Founded last year, Impinj ventures onto the microchip scene with an impressive lineage. Caltech engineer Carver Mead, one of the cofounders, is a near legendary chip-design pioneer who has 21 previous startups under his belt and consulted for Intel in its early days. University of Washington computer scientist Chris Diorio, the company’s chairman and cofounder, did his graduate work with Mead. Diorio’s work on computers that mimic the nervous system won a Presidential Early Career Award, among other prestigious grants. And that work also sparked the technology that is central to Impinj’s innovative chips: a silicon transistor that can adapt to its environment, recalibrating itself on the fly in response to changing signal quality or a device’s new needs.
The Lilliputian transistors on today’s computer chips are perfectly suited to processing digital information, says CEO William Colleran. They turn on and off like a light switch to represent the zeroes and ones of a digital signal. But a device like a cell phone must process analog signals as well-the sound of your voice picked up by the microphone, for example-which consist of continuous waves rather than discrete pieces of information. As a result, such devices must include additional, larger transistors for processing analog signals and converting them to a digital format-taking up space, adding to power demands and making the devices more expensive to produce. Impinj’s solution? A digital-sized transistor that can process analog signals as easily as it handles ones and zeroes. Colleran calls it “the transistor equivalent of a dimmer switch,” able to be on, off or any position in between. What’s more, he notes, each transistor can continuously recalibrate its position, allowing the chip to constantly adapt to signal interference, degraded hardware and new tasks. And, as unusual as they are, Impinj’s transistors can still be fabricated with standard chip-making techniques, so manufacturers won’t have to retool their factories.

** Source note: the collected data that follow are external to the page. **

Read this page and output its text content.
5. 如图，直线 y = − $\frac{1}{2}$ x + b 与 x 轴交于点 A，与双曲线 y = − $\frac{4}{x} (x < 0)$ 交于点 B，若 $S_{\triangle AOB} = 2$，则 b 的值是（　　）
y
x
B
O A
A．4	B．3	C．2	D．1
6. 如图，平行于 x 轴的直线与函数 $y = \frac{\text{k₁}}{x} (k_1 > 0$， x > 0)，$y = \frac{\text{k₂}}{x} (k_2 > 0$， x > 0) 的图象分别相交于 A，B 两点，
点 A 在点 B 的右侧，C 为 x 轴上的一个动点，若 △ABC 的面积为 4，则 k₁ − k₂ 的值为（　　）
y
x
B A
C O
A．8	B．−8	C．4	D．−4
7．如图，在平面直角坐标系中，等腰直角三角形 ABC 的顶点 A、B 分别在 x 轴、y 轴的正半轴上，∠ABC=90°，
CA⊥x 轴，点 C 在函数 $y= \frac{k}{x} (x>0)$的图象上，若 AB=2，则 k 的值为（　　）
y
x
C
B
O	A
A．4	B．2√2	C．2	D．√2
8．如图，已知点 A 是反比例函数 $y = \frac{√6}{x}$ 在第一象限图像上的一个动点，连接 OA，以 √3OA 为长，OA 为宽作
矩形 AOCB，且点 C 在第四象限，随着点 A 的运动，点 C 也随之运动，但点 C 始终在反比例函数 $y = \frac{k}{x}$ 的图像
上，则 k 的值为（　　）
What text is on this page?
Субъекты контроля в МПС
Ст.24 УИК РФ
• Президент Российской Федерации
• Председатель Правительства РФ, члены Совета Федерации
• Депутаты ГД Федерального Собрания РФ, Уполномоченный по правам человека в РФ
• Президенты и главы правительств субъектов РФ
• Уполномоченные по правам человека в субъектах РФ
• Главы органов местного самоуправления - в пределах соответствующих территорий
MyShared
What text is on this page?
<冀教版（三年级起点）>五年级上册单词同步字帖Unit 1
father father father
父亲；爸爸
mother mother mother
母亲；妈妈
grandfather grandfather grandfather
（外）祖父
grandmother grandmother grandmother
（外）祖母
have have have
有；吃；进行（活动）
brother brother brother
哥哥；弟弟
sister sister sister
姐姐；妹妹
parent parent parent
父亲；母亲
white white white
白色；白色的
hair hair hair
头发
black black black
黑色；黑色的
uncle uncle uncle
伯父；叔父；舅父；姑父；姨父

Backed by $15 million from Seattle-based Arch Venture Partners and Madrona Venture Group, Impinj is betting that this “self-adaptive silicon” will improve analog/digital signal processing, while also offering such perks as longer battery life and improved performance. But the real home run, says Gartner Dataquest analyst Stan Bruederle, might be that the chips’ flexibility could save manufacturers from having to make a new, highly specialized chip for each new type of device-which requires expensive new templates-as is usually the case today. “Imagine, instead of processing a bunch of different transistors for different devices, you can manufacture one product in high volumes that can be programmed within the various devices later on,” Bruederle says. “This is much more cost effective.” A handful of other companies have also come out with chips that can be programmed to different tasks, but unlike Impinj’s chips, those require a new software upgrade for each shift in function.
For the time being, Mead, Diorio, Colleran and their colleagues are only willing to say they’re working on “adaptive communications”-that is, building a better cell phone. However, with all the possibilities opened up by Impinj’s approach to chips, industry observers are keeping their eyes peeled for a lot more. “I know these guys,” says David Gifford, a professor of electrical engineering and computer science at MIT. “I have no doubt that they have other tricks up their sleeve.” When Impinj does decide to show its hand, it could well change the way we think about chips.